The Sunday Telegraph

Black superhero takes the fight to Italian attitudes to immigrants

- By Nick Squires in Rome Sette,

A GROUNDBREA­KING television series about a black youth who can turn himself invisible has been hailed as a turning point in Italy’s difficult history of racial integratio­n.

Zero is based on the lives of young black people living on Milan’s periphery, the second generation children of migrants who arrived 20 or 30 years ago. It stars 25-year-old Giuseppe Dave Seke as Omar, a shy young man who earns a living delivering pizza on his bicycle. He discovers that he has the magical ability to disappear when he wants to – an allusion to the invisibili­ty of Italy’s migrant communitie­s living on the neglected fringes of big cities.

Nicknamed Zero after the basketball shirt with the number 0 that he wears, he uses his superpower to help his friends and protect the suburb from rising rents and gentrifica­tion.

Seke, who was born in Padua to Congolese parents, said that when he was cast as the main character, he experience­d “10 seconds of happiness and then 12 hours of panic”.

“For me, this is an important moment in Italy because it is the first series with mostly black protagonis­ts,” he said. “It’s important for the black community and I hope it can open the door to other stories that don’t have a voice.”

Switch on the TV in Italy and you are confronted with a sea of white faces, from sparkly showgirls to Neapolitan gangsters. There are almost no personalit­ies from ethnic minorities, despite a sizeable population of people with African and Latin American roots.

When a businessma­n of Nigerian origin was elected the country’s first black senator in 2018, it made headline news. Nor are there black soldiers, police, public officials, doctors or scientists.
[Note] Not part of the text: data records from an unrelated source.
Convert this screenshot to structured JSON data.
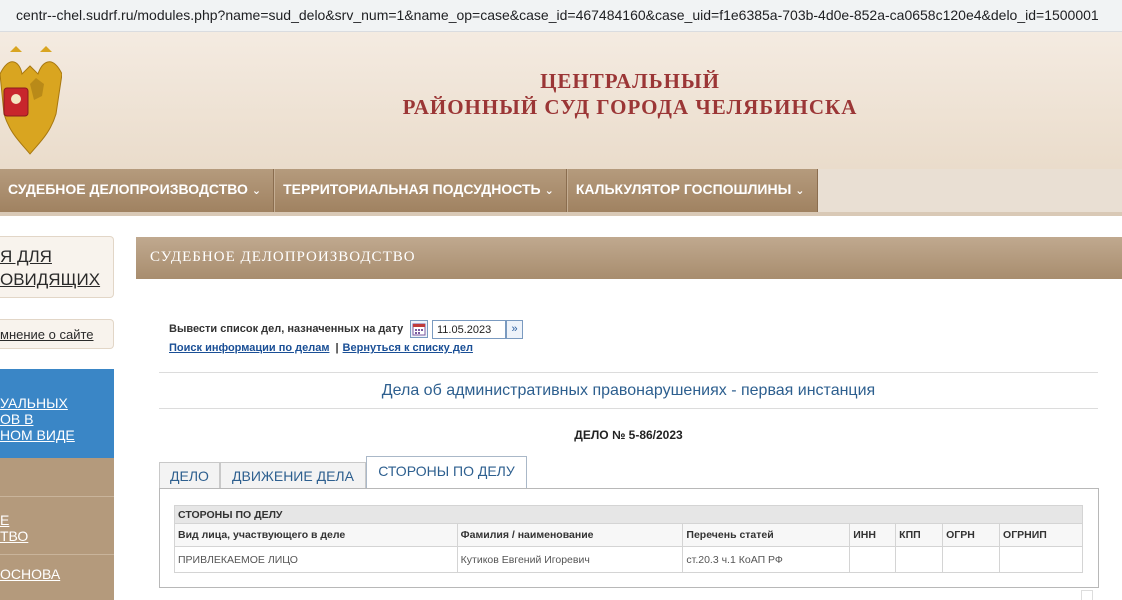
{
  "browser": {
    "url": "centr--chel.sudrf.ru/modules.php?name=sud_delo&srv_num=1&name_op=case&case_id=467484160&case_uid=f1e6385a-703b-4d0e-852a-ca0658c120e4&delo_id=1500001"
  },
  "header": {
    "title_line1": "ЦЕНТРАЛЬНЫЙ",
    "title_line2": "РАЙОННЫЙ СУД ГОРОДА ЧЕЛЯБИНСКА"
  },
  "topnav": {
    "items": [
      {
        "label": "СУДЕБНОЕ ДЕЛОПРОИЗВОДСТВО",
        "chevron": "⌄"
      },
      {
        "label": "ТЕРРИТОРИАЛЬНАЯ ПОДСУДНОСТЬ",
        "chevron": "⌄"
      },
      {
        "label": "КАЛЬКУЛЯТОР ГОСПОШЛИНЫ",
        "chevron": "⌄"
      }
    ]
  },
  "sidebar": {
    "box1_label": "Я ДЛЯ\nОВИДЯЩИХ",
    "box2_label": "мнение о сайте",
    "blue_label": "УАЛЬНЫХ\nОВ В\nНОМ ВИДЕ",
    "brown_items": [
      "Е\nТВО",
      "ОСНОВА"
    ]
  },
  "panel": {
    "title": "СУДЕБНОЕ ДЕЛОПРОИЗВОДСТВО",
    "date_label": "Вывести список дел, назначенных на дату",
    "date_value": "11.05.2023",
    "go_icon": "»",
    "link_search": "Поиск информации по делам",
    "link_separator": "|",
    "link_back": "Вернуться к списку дел",
    "section_title": "Дела об административных правонарушениях - первая инстанция",
    "case_number": "ДЕЛО № 5-86/2023"
  },
  "tabs": [
    {
      "label": "ДЕЛО",
      "active": false
    },
    {
      "label": "ДВИЖЕНИЕ ДЕЛА",
      "active": false
    },
    {
      "label": "СТОРОНЫ ПО ДЕЛУ",
      "active": true
    }
  ],
  "parties_table": {
    "caption": "СТОРОНЫ ПО ДЕЛУ",
    "headers": [
      "Вид лица, участвующего в деле",
      "Фамилия / наименование",
      "Перечень статей",
      "ИНН",
      "КПП",
      "ОГРН",
      "ОГРНИП"
    ],
    "rows": [
      [
        "ПРИВЛЕКАЕМОЕ ЛИЦО",
        "Кутиков Евгений Игоревич",
        "ст.20.3 ч.1 КоАП РФ",
        "",
        "",
        "",
        ""
      ]
    ]
  },
  "colors": {
    "court_title": "#9b3636",
    "nav_brown": "#a08261",
    "sidebar_blue": "#3a86c6",
    "link_blue": "#1a4f96",
    "section_title": "#2d5f8f"
  }
}
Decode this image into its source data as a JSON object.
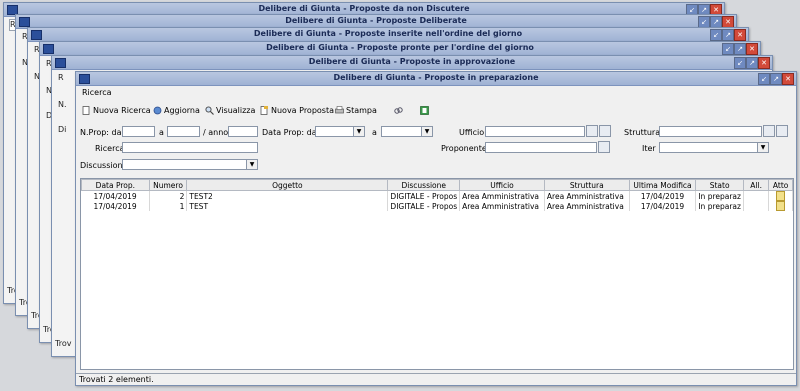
{
  "windows": [
    {
      "title": "Delibere di Giunta - Proposte da non Discutere",
      "status": "Trov"
    },
    {
      "title": "Delibere di Giunta - Proposte Deliberate",
      "status": "Trov"
    },
    {
      "title": "Delibere di Giunta - Proposte inserite nell'ordine del giorno",
      "status": "Trov"
    },
    {
      "title": "Delibere di Giunta - Proposte pronte per l'ordine del giorno",
      "status": "Trov"
    },
    {
      "title": "Delibere di Giunta - Proposte in approvazione",
      "status": "Trov"
    }
  ],
  "bg_fragments": {
    "r": "R",
    "n": "N.",
    "d": "Di"
  },
  "main": {
    "title": "Delibere di Giunta - Proposte in preparazione",
    "menu": "Ricerca",
    "toolbar": {
      "nuova_ricerca": "Nuova Ricerca",
      "aggiorna": "Aggiorna",
      "visualizza": "Visualizza",
      "nuova_proposta": "Nuova Proposta",
      "stampa": "Stampa"
    },
    "form": {
      "nprop_da": "N.Prop: da",
      "a1": "a",
      "anno": "/ anno",
      "data_prop_da": "Data Prop: da",
      "a2": "a",
      "ufficio": "Ufficio",
      "struttura": "Struttura",
      "ricerca": "Ricerca",
      "proponente": "Proponente",
      "iter": "Iter",
      "discussione": "Discussione"
    },
    "table": {
      "headers": [
        "Data Prop.",
        "Numero",
        "Oggetto",
        "Discussione",
        "Ufficio",
        "Struttura",
        "Ultima Modifica",
        "Stato",
        "All.",
        "Atto"
      ],
      "rows": [
        [
          "17/04/2019",
          "2",
          "TEST2",
          "DIGITALE - Propos",
          "Area Amministrativa",
          "Area Amministrativa",
          "17/04/2019",
          "In preparaz",
          "",
          ""
        ],
        [
          "17/04/2019",
          "1",
          "TEST",
          "DIGITALE - Propos",
          "Area Amministrativa",
          "Area Amministrativa",
          "17/04/2019",
          "In preparaz",
          "",
          ""
        ]
      ]
    },
    "status": "Trovati 2 elementi."
  },
  "colors": {
    "titlebar": "#a9bbdc",
    "close": "#d24a3a",
    "title_text": "#1a2a55"
  }
}
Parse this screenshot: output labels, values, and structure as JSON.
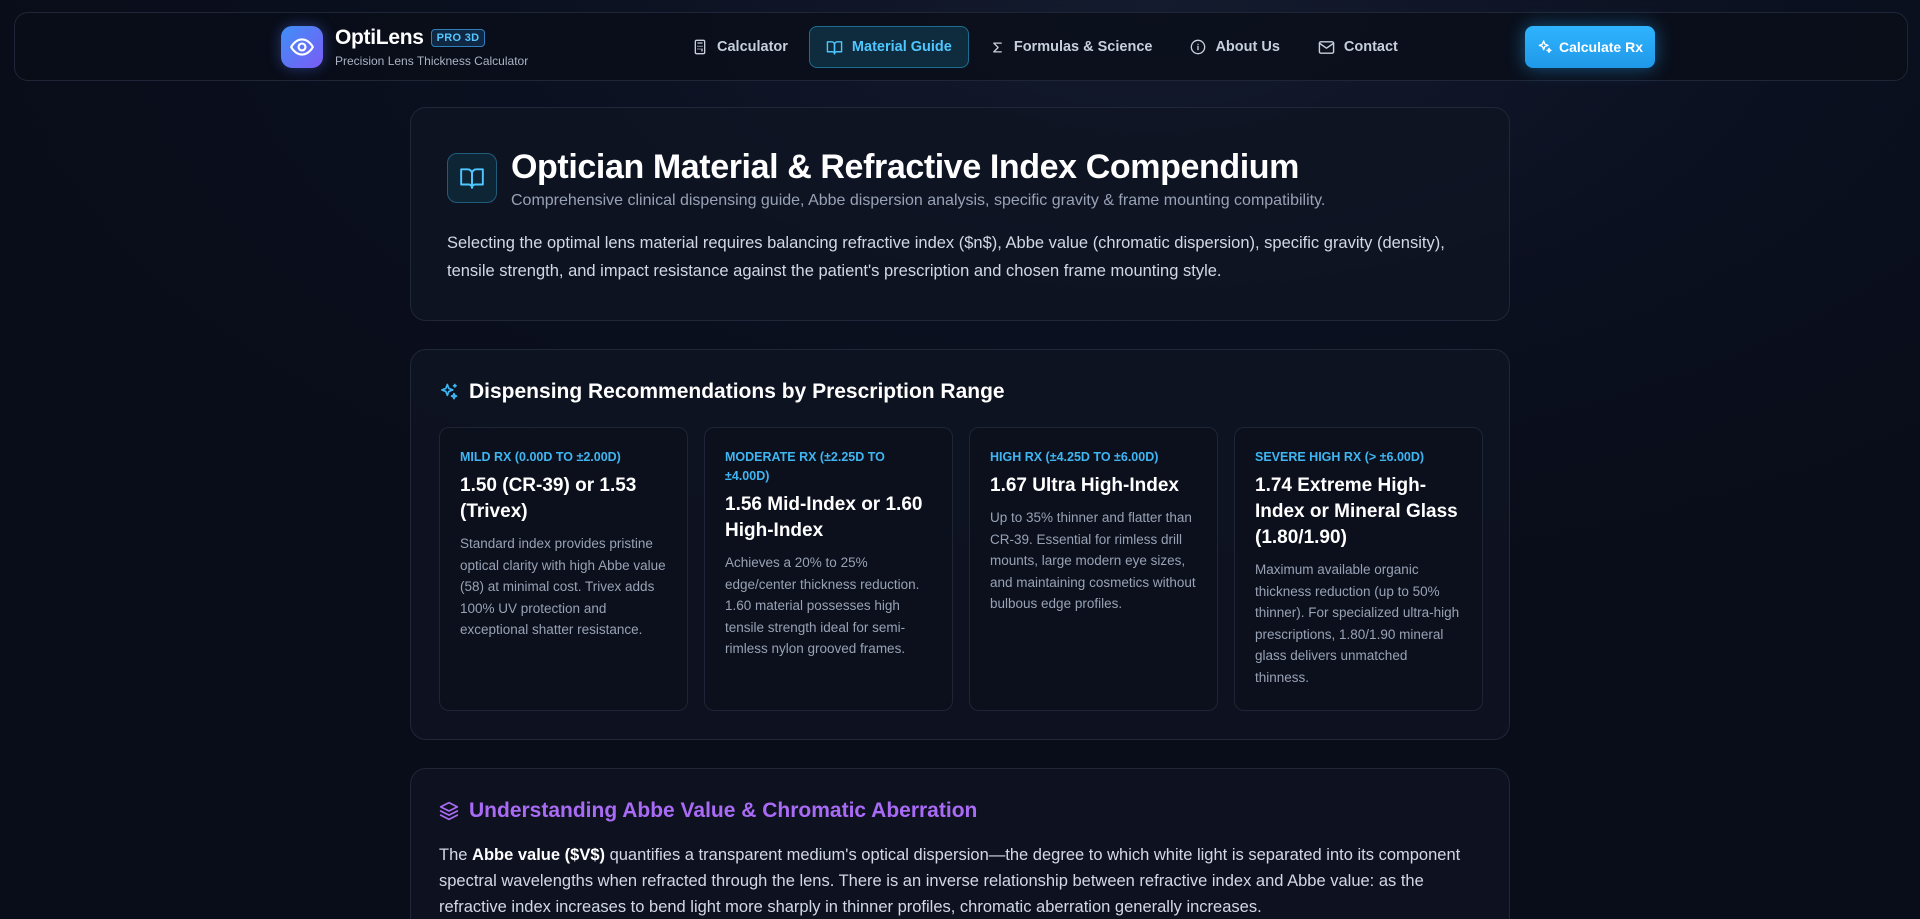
{
  "brand": {
    "name": "OptiLens",
    "badge": "PRO 3D",
    "subtitle": "Precision Lens Thickness Calculator",
    "logo_icon": "eye-icon"
  },
  "nav": {
    "items": [
      {
        "label": "Calculator",
        "icon": "calculator-icon",
        "active": false
      },
      {
        "label": "Material Guide",
        "icon": "book-open-icon",
        "active": true
      },
      {
        "label": "Formulas & Science",
        "icon": "sigma-icon",
        "active": false
      },
      {
        "label": "About Us",
        "icon": "info-icon",
        "active": false
      },
      {
        "label": "Contact",
        "icon": "mail-icon",
        "active": false
      }
    ],
    "cta_label": "Calculate Rx"
  },
  "hero": {
    "title": "Optician Material & Refractive Index Compendium",
    "subtitle": "Comprehensive clinical dispensing guide, Abbe dispersion analysis, specific gravity & frame mounting compatibility.",
    "description": "Selecting the optimal lens material requires balancing refractive index ($n$), Abbe value (chromatic dispersion), specific gravity (density), tensile strength, and impact resistance against the patient's prescription and chosen frame mounting style."
  },
  "recommendations": {
    "title": "Dispensing Recommendations by Prescription Range",
    "cards": [
      {
        "range": "Mild Rx (0.00D to ±2.00D)",
        "material": "1.50 (CR-39) or 1.53 (Trivex)",
        "description": "Standard index provides pristine optical clarity with high Abbe value (58) at minimal cost. Trivex adds 100% UV protection and exceptional shatter resistance."
      },
      {
        "range": "Moderate Rx (±2.25D to ±4.00D)",
        "material": "1.56 Mid-Index or 1.60 High-Index",
        "description": "Achieves a 20% to 25% edge/center thickness reduction. 1.60 material possesses high tensile strength ideal for semi-rimless nylon grooved frames."
      },
      {
        "range": "High Rx (±4.25D to ±6.00D)",
        "material": "1.67 Ultra High-Index",
        "description": "Up to 35% thinner and flatter than CR-39. Essential for rimless drill mounts, large modern eye sizes, and maintaining cosmetics without bulbous edge profiles."
      },
      {
        "range": "Severe High Rx (> ±6.00D)",
        "material": "1.74 Extreme High-Index or Mineral Glass (1.80/1.90)",
        "description": "Maximum available organic thickness reduction (up to 50% thinner). For specialized ultra-high prescriptions, 1.80/1.90 mineral glass delivers unmatched thinness."
      }
    ]
  },
  "abbe": {
    "title": "Understanding Abbe Value & Chromatic Aberration",
    "text_prefix": "The ",
    "text_bold": "Abbe value ($V$)",
    "text_rest": " quantifies a transparent medium's optical dispersion—the degree to which white light is separated into its component spectral wavelengths when refracted through the lens. There is an inverse relationship between refractive index and Abbe value: as the refractive index increases to bend light more sharply in thinner profiles, chromatic aberration generally increases."
  },
  "colors": {
    "accent_blue": "#3fb6f2",
    "accent_purple": "#a96bf5",
    "background": "#0b1020"
  }
}
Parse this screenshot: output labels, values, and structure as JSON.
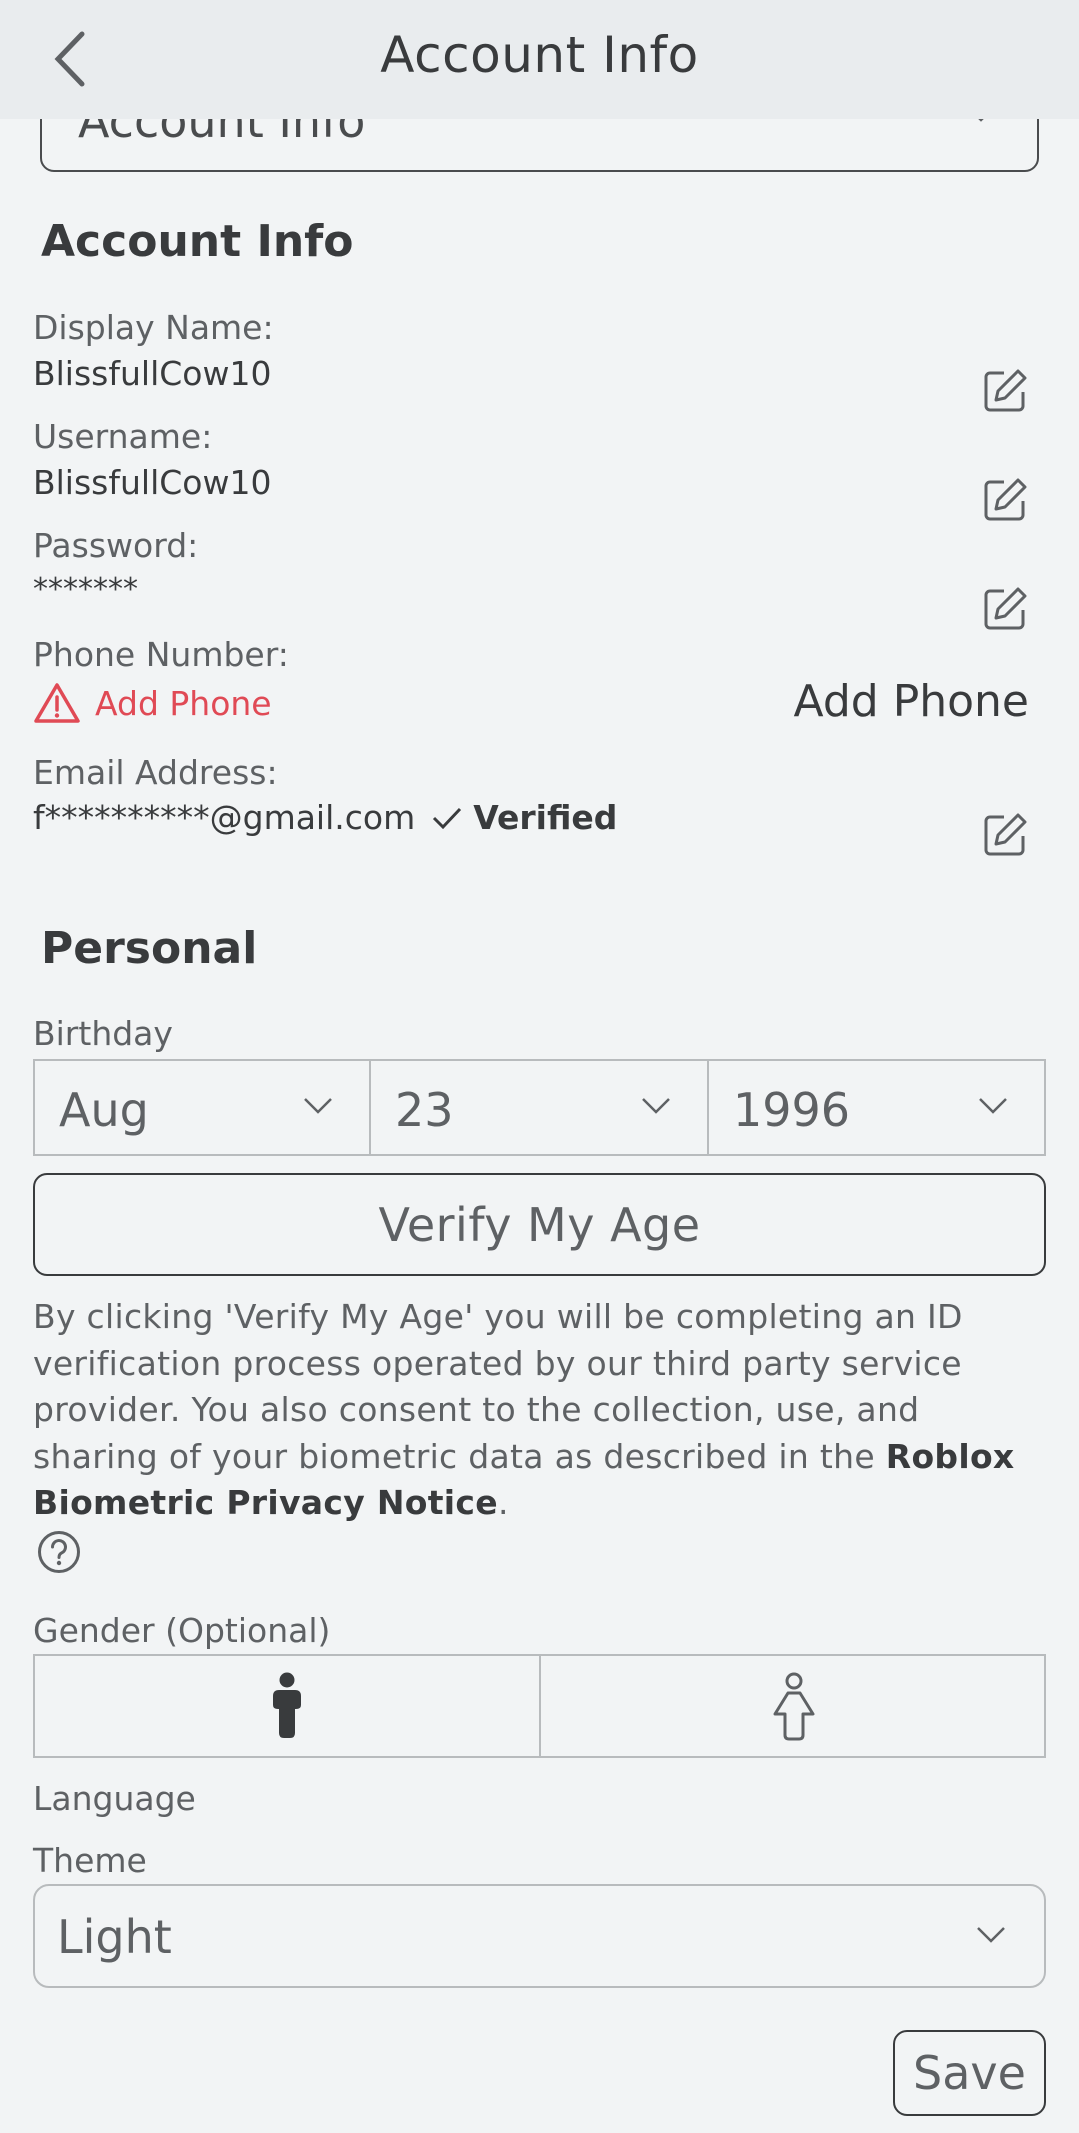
{
  "header": {
    "title": "Account Info"
  },
  "top_dropdown": {
    "label": "Account Info"
  },
  "account_section": {
    "title": "Account Info",
    "display_name_label": "Display Name:",
    "display_name_value": "BlissfullCow10",
    "username_label": "Username:",
    "username_value": "BlissfullCow10",
    "password_label": "Password:",
    "password_value": "*******",
    "phone_label": "Phone Number:",
    "phone_warning": "Add Phone",
    "phone_action": "Add Phone",
    "email_label": "Email Address:",
    "email_value": "f**********@gmail.com",
    "email_status": "Verified"
  },
  "personal_section": {
    "title": "Personal",
    "birthday_label": "Birthday",
    "birthday": {
      "month": "Aug",
      "day": "23",
      "year": "1996"
    },
    "verify_button": "Verify My Age",
    "disclaimer_text": "By clicking 'Verify My Age' you will be completing an ID verification process operated by our third party service provider. You also consent to the collection, use, and sharing of your biometric data as described in the ",
    "disclaimer_link": "Roblox Biometric Privacy Notice",
    "disclaimer_end": ".",
    "gender_label": "Gender (Optional)",
    "language_label": "Language",
    "theme_label": "Theme",
    "theme_value": "Light",
    "save_button": "Save"
  },
  "colors": {
    "background": "#f2f4f5",
    "header_bg": "#e9ecee",
    "text_primary": "#393b3d",
    "text_secondary": "#5e6164",
    "warning": "#e04a55",
    "border": "#b8bbbd"
  }
}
The eight-part Netflix series, which began airing last week in 190 countries, has been acclaimed by the Italian media as breaking down stereotype­s.

The Italian edition of Esquire acclaimed it as “the Italian TV series that will change everything”. Black migrants in southern Italy who eke out a living picking fruit are often treated abominably. Yet Seke is an optimist. “The situation is improving,” he said. “It’s a good moment for Italy.”

The series is based on a novel written by Antonio Dikele Distefano, 27. His five books explore the experience­s of second-generation migrants born in Italy.

“My greatest wish is that a black Italian actor comes to be seen as normal,” he told an Italian news magazine.